Grace Bumbry was one of the most successful opera singers of the late 20th century. She had a long career as a performer, spanning over four decades. A Grammy-award-winning mezzo-soprano and the first Black singer to perform at the Bayreuth festival in Germany. Bumbry, along with Leontyne Price, Martina Arroyo, Shirley Verrett, Jessye Norman, Kathleen Battle, and Reri Grist, were part of a cadre of Black women singers of the twentieth century who took advantage of the opportunities to further their careers that Europe offered, and America denied them.
Born January 4, 1937, in St. Louis, Missouri to a railroad porter and a housewife, Bumbry won a local radio singing competition in 1954 called the Arthur Godfrey Talent Scouts, for which the prize was a scholarship to a local music conservatory. The school refused to accept her because of her color, so she went to study at Boston University (Massachusetts), Northwestern University (Illinois), and the Music Academy of the West (California), where she worked with famed German soprano Lotte Lehmann. The New York Post declared Bumbry to have “a glorious voice of creamy quality,” adding, “without a doubt, she is born to sing.”
Bumbry began her career as a mezzo-soprano but later expanded her repertoire to include many dramatic soprano roles, appearing with several prominent opera companies. In 1970 she debuted as a soprano singing the title role “Salome” at Covent Garden. The following year she debuted the title role of “Tosca” at the Metropolitan Opera, a role she would reprise at La Scala in 1974.
She made her operatic debut as Amneris in Verdi’s Aida at the Paris Opéra in 1960. During the next two years, she performed in Basel (Switzerland), Milan (Italy), Paris (France), and Bayreuth (Germany). Then at the age of 24, she gained international recognition when she sang the part of Venus in “Tannhäuser” at the Bayreuth Festival and became the first Black singer to appear at the famous event. She received a 30-minute ovation for her performance, including 42 curtain calls, and was awarded the Wagner Medal for her performance. In 1962, First Lady Jacqueline Kennedy invited her to sing at the White House. Nineteen years later, she performed at President Ronald Reagan’s inauguration.

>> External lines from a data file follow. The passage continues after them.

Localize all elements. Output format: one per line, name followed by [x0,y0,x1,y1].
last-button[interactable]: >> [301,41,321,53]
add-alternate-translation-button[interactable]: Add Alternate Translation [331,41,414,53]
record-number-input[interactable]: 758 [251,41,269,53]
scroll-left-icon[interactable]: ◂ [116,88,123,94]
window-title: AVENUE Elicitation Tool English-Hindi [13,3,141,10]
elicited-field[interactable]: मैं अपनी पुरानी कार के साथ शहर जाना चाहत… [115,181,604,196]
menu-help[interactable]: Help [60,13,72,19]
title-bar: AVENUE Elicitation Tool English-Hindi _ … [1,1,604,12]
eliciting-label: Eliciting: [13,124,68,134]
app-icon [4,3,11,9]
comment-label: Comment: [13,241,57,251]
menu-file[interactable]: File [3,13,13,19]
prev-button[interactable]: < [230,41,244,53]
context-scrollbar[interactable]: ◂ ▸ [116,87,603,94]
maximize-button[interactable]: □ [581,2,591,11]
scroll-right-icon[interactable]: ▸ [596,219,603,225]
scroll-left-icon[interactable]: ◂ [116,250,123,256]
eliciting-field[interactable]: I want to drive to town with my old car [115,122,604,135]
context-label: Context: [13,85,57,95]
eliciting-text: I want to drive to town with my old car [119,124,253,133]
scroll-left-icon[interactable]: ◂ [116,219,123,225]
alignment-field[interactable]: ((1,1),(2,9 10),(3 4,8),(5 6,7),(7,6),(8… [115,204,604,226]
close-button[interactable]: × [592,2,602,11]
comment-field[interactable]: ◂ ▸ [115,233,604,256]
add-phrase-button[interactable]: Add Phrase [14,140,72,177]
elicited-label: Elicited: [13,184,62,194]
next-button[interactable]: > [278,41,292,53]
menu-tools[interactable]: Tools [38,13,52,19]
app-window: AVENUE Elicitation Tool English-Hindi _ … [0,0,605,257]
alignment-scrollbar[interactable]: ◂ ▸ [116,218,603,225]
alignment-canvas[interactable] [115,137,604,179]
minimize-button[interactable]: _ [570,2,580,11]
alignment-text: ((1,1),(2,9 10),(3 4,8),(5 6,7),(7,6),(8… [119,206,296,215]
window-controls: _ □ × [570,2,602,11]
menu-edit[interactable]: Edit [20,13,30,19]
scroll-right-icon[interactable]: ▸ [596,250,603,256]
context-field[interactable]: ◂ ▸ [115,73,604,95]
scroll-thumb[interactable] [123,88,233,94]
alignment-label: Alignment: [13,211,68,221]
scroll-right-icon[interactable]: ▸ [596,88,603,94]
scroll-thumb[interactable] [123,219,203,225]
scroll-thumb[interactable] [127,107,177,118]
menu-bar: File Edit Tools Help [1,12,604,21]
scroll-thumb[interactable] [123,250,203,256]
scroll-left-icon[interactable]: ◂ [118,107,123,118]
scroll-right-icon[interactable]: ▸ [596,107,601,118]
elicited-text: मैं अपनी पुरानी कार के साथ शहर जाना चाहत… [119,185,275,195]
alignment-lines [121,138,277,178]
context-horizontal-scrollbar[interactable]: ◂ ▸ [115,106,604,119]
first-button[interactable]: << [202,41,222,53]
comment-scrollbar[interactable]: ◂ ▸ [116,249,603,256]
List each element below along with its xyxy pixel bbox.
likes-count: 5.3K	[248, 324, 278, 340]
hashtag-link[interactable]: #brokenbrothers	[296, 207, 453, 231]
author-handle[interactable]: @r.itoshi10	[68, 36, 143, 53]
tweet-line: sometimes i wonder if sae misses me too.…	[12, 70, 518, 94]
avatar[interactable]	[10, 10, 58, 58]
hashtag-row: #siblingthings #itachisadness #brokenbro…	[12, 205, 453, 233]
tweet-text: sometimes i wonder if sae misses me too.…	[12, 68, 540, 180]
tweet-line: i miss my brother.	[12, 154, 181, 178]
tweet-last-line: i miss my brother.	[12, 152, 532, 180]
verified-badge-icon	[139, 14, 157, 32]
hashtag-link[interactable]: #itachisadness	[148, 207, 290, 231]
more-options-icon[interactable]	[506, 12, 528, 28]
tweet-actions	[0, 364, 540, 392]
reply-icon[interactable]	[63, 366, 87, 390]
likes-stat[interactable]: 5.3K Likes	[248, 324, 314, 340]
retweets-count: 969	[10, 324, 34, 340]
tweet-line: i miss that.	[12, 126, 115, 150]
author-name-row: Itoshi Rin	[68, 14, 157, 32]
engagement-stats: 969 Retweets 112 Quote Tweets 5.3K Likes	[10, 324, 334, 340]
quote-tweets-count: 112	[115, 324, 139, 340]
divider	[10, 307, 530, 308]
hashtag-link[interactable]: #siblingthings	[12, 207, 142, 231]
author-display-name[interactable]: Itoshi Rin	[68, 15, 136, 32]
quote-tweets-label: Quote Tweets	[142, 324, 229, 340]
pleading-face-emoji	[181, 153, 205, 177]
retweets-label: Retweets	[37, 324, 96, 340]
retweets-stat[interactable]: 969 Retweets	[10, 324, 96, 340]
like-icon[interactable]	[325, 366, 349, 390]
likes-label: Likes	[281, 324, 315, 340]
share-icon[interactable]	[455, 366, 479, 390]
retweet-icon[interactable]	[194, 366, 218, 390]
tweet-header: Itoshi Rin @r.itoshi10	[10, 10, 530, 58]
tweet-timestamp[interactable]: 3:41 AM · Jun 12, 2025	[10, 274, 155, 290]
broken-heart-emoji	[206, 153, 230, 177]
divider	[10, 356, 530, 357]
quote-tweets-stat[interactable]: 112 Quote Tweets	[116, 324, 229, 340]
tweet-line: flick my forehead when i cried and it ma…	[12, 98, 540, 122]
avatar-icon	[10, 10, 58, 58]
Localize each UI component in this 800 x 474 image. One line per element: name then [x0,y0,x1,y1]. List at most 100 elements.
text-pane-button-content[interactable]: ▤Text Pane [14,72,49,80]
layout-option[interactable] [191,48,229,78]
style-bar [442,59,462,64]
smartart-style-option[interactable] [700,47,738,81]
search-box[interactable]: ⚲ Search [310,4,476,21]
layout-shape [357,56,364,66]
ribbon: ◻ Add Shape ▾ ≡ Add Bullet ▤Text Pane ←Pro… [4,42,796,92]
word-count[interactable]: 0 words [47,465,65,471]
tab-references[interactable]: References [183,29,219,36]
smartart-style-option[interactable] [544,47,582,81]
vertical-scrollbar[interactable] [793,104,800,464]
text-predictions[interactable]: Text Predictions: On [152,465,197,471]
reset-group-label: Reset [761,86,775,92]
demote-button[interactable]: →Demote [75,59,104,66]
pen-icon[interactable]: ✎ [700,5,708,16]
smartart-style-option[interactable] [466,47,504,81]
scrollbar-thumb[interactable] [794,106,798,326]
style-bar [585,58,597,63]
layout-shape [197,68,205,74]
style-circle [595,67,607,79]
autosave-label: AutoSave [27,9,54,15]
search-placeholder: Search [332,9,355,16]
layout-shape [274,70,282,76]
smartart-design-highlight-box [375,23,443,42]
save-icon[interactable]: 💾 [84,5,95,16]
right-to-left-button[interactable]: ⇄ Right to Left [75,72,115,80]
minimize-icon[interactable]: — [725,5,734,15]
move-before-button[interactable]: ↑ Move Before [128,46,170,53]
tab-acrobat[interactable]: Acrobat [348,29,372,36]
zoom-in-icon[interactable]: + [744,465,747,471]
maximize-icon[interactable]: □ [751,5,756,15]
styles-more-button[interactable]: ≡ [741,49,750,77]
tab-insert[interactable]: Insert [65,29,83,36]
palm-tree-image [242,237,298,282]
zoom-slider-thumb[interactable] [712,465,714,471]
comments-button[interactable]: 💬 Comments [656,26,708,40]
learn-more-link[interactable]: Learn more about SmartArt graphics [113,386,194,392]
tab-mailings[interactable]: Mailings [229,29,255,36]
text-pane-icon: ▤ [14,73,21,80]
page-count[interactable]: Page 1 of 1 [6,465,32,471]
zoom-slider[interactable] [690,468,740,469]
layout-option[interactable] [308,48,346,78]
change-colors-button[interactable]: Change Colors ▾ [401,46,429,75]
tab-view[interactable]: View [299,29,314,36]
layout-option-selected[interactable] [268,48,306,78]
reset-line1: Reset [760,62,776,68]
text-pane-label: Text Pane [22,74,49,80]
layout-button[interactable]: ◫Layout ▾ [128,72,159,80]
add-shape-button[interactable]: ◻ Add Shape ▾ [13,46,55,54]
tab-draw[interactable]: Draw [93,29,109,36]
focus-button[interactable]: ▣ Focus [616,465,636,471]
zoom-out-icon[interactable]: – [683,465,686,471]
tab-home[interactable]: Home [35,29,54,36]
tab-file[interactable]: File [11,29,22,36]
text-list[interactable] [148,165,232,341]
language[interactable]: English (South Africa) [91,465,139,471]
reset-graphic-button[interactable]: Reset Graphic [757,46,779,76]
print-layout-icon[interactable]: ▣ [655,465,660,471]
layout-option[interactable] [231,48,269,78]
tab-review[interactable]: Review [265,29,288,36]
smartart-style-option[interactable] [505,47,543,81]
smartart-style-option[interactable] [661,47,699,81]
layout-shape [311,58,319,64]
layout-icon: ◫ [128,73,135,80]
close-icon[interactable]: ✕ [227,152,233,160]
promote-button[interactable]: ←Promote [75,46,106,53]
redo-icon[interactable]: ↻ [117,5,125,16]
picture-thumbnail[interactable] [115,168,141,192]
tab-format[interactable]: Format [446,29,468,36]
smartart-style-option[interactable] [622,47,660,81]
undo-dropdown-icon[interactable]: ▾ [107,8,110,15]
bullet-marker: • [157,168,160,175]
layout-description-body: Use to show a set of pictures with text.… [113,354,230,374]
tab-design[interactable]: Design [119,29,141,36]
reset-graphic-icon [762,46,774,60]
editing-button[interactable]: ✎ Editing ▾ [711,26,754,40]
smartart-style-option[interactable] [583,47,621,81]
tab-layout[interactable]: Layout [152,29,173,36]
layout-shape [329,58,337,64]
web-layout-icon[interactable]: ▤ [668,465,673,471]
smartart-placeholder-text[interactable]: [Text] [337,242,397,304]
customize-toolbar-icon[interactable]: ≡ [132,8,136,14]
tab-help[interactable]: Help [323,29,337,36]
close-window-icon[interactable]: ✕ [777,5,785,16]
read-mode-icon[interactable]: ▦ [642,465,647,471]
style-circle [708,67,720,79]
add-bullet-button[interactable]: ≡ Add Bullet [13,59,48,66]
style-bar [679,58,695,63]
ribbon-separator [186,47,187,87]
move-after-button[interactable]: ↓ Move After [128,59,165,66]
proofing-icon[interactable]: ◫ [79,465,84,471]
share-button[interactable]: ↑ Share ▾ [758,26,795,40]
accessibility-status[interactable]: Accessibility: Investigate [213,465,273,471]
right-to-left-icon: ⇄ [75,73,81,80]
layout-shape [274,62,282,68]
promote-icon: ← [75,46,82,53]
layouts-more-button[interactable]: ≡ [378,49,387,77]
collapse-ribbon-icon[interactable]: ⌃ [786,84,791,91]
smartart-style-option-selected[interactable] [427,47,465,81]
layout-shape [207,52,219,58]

Bumbry retired from opera in 1997 and devoted her time to teaching and promoting opera; she founded a group dedicated to preserving and performing traditional Negro spirituals, and they toured as the Grace Bumbry Black Musical Heritage Ensemble. During her career, Bumbry performed some of the most iconic roles in opera, including Lady Macbeth and Princess Eboli of Don Carlo at the Metropolitan Opera House. She won a Best Opera Recording Grammy in 1972. In 1992, she was honored with a star on the St. Louis Walk of Fame, and in 2009 she was honored at the Kennedy Center Honors for her contribution to the performing arts. The following year she performed in Scott Joplin’s Treemonisha at the Theatre du Chatelet in Paris and two years later at the Deutsche Oper Berlin as the Old Lady in Bernstein’s Candide in 2012. Her final performance was as the Countess in Tchaikovsky’s Pique Dame at the Vienna State Opera on January 30, 2013.
Grace Melzia Bumbry died in Vienna, Austria, on May 7, 2023, at 86 years old.